CONSTRUCTION DATE(S): 1912/01/01
LISTED ON THE CANADIAN REGISTER: 2004/07/16
STATEMENT OF SIGNIFICANCE
DESCRIPTION OF HISTORIC PLACE
The Merchant's Bank of Canada building is a two-story, Free Renaissance style building located on a prominent corner in downtown Nanaimo. The historic place is confined to the building footprint.
HERITAGE VALUE
Built in 1912, the Merchant's Bank is Nanaimo's sole example of the eclectic, elegant Free Renaissance style, inspired by Italian churches and palaces, and popular in North America from the late 19th to early 20th centuries. The exterior was faced with a combination of a banded brick base and quoining that framed the edges and structural openings. A later coat of stucco obscured these features but some of the facade details, including the prominent cornices typical of this style, are still discernible. The elaborately detailed, round-arched windows, featuring radiating mullions and brick keystones, angled corner entry and ornate cast plaster ceiling are also substantially intact.
The Merchant's Bank is significant for its association with Francis Mawson Rattenbury, British Columbia's premier architect of the late 19th and early 20th centuries. Rattenbury also designed the Nanaimo and Nelson Court Houses, the provincial Parliament Buildings and numerous other residential and institutional buildings.
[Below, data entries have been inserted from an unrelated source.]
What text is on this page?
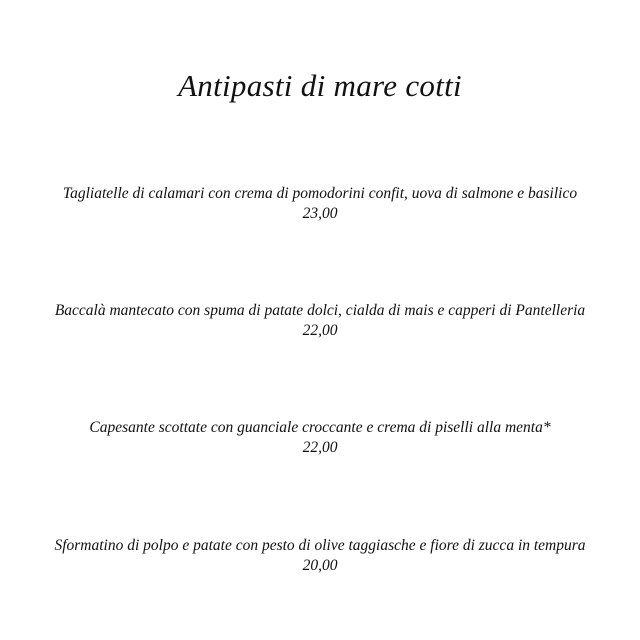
Antipasti di mare cotti
Tagliatelle di calamari con crema di pomodorini confit, uova di salmone e basilico
23,00
Baccalà mantecato con spuma di patate dolci, cialda di mais e capperi di Pantelleria
22,00
Capesante scottate con guanciale croccante e crema di piselli alla menta*
22,00
Sformatino di polpo e patate con pesto di olive taggiasche e fiore di zucca in tempura
20,00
The building's prominent corner location and exceptional windows make it a highly visible landmark.
Source: City of Nanaimo, Development Services Department, file #6800-20-H01-02/499 Wallace Street
CHARACTER-DEFINING ELEMENTS
The character-defining elements of the Merchant's Bank Buildinginclude:
-all of the discernible elements of the Free Renaissance style including the form and massing, prominent cornices, elaborate round arched windows and corner entry.
-the location at a prominent downtown intersection.